Research is still divided on the cause of Social Anxiety Disorder, but some theories indicate there is a genetic/inheritable component while others argue that it can be a learned behavior.

Others believe the problem is multi-determined and can be a combination of genetics, social learning, and other factors combined. 

10 Scenarios That are Potential Triggers 

The Social Anxiety Association lists several scenarios that can be triggers for your anxiety including these common ones:[3]

  • Being teased or criticized
  • Being the center of attention
  • Being watched or observed
  • Having to say something in a formal, public situation
  • Meeting people in authority (“important people/authority figures”)
  • Feeling insecure and out of place in social situations (“I don’t know what to say.”)
  • Feeling embarrassed (e.g., blushing, shaking)
  • Meeting other peoples’ eyes
  • Swallowing, writing, talking, making phone calls if in public
  • Being introduced to other people

3 Major Symptom Categories

When we encounter our triggers, sufferers tend to become symptomatic. According to Psycom, there are 3 main categories of symptoms for this disorder:

  1. Physical symptoms: racing heart, dizziness, stomach trouble, blushing, sweating, trembling, and dry mouth
  2. Emotional Symptoms: panic attacks, poor body image, nervousness, high levels of anxiety and fears.
  3. Behavioral Symptoms: Avoiding places/situations where you think you will be the center of attention; not pursuing activities for fear of embarrassment; becoming isolated, quitting school or a job, substance abuse.

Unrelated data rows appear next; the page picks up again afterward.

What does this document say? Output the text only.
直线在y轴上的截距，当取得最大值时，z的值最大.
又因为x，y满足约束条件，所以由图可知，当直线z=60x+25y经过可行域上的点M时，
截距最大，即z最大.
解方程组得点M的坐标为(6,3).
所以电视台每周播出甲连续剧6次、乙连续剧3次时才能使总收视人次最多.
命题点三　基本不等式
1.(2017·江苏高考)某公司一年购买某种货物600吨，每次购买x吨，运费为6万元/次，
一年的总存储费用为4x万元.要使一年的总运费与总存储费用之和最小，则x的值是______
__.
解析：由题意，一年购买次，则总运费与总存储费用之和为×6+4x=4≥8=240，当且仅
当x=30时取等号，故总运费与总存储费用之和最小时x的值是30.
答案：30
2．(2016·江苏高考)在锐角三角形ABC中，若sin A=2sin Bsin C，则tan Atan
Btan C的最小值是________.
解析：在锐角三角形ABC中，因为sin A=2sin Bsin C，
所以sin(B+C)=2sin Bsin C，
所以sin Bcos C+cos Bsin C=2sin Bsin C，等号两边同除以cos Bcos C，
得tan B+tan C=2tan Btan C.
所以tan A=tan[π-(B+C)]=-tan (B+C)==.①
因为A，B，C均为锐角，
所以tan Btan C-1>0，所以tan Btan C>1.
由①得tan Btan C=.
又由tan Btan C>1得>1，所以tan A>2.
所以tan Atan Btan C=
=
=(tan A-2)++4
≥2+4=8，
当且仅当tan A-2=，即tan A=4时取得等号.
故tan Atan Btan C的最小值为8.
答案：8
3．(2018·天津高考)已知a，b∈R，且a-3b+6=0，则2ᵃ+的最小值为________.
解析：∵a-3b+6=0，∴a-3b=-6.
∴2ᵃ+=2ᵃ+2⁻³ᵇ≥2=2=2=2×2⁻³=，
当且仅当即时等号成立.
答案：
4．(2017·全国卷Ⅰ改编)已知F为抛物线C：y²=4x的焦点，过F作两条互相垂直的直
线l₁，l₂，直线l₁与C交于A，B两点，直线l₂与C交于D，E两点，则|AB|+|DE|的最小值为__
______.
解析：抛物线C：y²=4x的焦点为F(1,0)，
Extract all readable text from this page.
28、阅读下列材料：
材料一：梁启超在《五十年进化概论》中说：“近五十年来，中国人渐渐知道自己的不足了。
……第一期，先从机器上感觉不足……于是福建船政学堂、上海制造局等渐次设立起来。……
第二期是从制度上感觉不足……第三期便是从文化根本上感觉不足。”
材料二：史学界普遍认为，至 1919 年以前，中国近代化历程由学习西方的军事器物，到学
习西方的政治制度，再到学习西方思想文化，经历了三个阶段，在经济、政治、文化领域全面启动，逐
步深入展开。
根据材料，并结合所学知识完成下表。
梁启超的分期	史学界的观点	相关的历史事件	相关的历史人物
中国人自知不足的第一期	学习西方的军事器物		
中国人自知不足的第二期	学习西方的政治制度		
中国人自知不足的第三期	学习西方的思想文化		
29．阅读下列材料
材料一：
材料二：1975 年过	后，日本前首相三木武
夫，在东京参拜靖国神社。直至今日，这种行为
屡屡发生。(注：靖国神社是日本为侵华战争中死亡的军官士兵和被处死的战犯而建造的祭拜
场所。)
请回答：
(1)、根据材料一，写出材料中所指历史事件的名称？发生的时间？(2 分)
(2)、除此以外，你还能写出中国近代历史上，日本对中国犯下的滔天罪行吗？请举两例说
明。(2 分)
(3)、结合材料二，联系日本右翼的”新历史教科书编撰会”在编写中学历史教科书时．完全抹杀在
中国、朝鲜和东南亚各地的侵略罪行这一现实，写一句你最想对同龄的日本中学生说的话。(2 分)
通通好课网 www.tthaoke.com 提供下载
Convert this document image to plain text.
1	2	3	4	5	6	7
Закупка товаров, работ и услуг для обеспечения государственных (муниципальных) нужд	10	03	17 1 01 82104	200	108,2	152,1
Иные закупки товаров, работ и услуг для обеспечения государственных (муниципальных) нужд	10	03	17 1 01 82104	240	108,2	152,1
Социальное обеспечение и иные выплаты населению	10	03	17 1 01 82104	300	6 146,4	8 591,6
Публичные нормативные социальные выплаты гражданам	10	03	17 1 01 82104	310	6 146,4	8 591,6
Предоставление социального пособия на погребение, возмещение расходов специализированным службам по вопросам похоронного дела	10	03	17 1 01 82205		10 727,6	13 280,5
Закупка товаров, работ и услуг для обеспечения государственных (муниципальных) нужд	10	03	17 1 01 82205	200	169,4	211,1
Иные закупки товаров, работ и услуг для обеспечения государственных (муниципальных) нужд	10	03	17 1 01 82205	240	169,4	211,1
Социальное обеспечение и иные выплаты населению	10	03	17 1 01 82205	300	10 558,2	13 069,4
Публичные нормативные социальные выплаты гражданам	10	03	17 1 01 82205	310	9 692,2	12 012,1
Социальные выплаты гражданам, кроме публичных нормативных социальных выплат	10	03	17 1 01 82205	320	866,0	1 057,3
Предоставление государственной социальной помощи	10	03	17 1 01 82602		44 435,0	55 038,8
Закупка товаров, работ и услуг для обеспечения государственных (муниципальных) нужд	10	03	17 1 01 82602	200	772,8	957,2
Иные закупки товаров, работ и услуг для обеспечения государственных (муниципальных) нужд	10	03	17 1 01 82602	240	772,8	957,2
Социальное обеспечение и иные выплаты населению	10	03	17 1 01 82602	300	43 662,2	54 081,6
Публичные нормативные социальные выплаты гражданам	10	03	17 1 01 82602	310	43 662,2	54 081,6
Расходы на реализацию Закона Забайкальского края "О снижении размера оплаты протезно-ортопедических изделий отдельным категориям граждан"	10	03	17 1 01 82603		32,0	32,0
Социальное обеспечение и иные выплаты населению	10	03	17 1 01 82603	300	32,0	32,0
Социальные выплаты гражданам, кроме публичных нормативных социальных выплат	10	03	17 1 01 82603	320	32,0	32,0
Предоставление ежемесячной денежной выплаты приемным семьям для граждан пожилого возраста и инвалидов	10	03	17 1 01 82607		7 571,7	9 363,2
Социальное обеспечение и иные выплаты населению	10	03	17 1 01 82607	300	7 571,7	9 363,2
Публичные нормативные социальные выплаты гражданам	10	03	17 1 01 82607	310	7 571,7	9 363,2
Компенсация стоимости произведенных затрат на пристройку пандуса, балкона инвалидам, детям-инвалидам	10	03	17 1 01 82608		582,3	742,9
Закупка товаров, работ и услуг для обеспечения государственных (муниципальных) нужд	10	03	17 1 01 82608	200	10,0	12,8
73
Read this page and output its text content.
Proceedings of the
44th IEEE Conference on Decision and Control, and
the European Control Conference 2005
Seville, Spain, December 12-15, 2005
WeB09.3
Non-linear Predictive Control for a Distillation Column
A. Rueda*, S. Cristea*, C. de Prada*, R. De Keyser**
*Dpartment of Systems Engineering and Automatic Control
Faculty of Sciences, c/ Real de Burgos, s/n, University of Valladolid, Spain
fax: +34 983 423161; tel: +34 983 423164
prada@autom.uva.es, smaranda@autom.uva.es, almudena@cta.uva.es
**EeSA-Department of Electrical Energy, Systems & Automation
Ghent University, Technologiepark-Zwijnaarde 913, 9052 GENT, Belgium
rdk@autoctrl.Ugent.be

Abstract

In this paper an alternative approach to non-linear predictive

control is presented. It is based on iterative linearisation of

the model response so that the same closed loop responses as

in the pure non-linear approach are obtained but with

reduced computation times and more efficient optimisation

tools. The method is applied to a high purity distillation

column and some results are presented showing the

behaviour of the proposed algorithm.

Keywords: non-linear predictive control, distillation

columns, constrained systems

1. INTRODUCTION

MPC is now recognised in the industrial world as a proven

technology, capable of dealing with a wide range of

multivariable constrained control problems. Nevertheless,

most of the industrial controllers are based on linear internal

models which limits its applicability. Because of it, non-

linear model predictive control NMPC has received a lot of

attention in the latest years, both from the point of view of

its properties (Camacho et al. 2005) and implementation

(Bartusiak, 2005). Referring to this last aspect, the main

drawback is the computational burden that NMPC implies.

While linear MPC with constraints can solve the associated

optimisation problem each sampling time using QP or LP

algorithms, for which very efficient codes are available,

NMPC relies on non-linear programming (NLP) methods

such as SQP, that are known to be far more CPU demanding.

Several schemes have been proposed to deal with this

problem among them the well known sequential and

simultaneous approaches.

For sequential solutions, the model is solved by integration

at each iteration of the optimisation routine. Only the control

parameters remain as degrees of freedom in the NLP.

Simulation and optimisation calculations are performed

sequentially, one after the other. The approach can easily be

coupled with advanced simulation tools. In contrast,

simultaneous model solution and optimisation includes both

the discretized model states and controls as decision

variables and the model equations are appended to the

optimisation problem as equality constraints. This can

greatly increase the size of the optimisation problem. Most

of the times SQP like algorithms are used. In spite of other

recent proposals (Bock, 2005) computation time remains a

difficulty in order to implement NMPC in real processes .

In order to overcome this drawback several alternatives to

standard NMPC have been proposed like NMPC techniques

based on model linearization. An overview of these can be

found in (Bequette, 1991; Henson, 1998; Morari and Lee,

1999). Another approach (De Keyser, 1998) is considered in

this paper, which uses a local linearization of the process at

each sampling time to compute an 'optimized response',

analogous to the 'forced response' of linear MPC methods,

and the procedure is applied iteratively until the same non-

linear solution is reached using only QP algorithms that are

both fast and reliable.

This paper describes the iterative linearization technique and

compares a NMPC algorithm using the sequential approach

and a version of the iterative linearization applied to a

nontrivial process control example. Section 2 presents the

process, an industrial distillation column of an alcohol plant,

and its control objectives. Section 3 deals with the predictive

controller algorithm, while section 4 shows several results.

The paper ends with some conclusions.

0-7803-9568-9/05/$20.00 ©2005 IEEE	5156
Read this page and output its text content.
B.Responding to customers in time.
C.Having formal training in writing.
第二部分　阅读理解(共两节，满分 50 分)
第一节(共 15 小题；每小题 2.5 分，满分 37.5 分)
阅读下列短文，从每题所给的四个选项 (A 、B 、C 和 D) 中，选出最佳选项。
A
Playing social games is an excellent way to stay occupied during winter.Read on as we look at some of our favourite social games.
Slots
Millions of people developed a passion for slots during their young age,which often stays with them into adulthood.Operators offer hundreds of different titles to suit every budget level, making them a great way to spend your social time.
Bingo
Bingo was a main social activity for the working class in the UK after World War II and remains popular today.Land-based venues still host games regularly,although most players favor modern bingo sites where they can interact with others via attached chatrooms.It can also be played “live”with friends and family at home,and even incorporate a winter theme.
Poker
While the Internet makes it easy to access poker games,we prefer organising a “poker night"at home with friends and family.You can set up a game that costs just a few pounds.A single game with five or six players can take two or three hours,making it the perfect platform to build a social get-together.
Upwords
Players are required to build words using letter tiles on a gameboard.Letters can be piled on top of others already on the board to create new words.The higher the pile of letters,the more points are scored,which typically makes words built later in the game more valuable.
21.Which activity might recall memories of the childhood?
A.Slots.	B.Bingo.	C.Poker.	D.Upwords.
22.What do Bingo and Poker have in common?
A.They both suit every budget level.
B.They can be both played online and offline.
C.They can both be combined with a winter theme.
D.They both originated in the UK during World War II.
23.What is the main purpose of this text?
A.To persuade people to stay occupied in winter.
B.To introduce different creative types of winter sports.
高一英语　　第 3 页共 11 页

NIMH adds that poor eye contact, mind going blank, speaking softly, self-consciousness, and feeling awkward are also commonplace. Remember: these symptoms can be “normal” – we are looking only for a situation where it is prolonged and a true hinderance to functioning!

What To Do About It

The important factor is to do something about your Social Phobia as it can become more self-perpetuating over time. Here’s are a few ideas of how to get started.

1. Ask a Doctor

Don’t self diagnose, ask a doctor. Reach out!

If you are concerned that social anxiety is preventing you from reaching your full potential, then seek consultation from a mental health professional or medical provider. Don’t suffer in silence!

Fewer than 5% of people with social anxiety seek treatment after their symptoms begin and, in fact, 1/3 of sufferers report having symptoms for ten years or more before reaching out for help. 

This is a needless impediment to your wellbeing, because studies indicate that this condition is highly treatable. In fact, one study claims an 85% improvement and sometimes full recovery after treatment! [4]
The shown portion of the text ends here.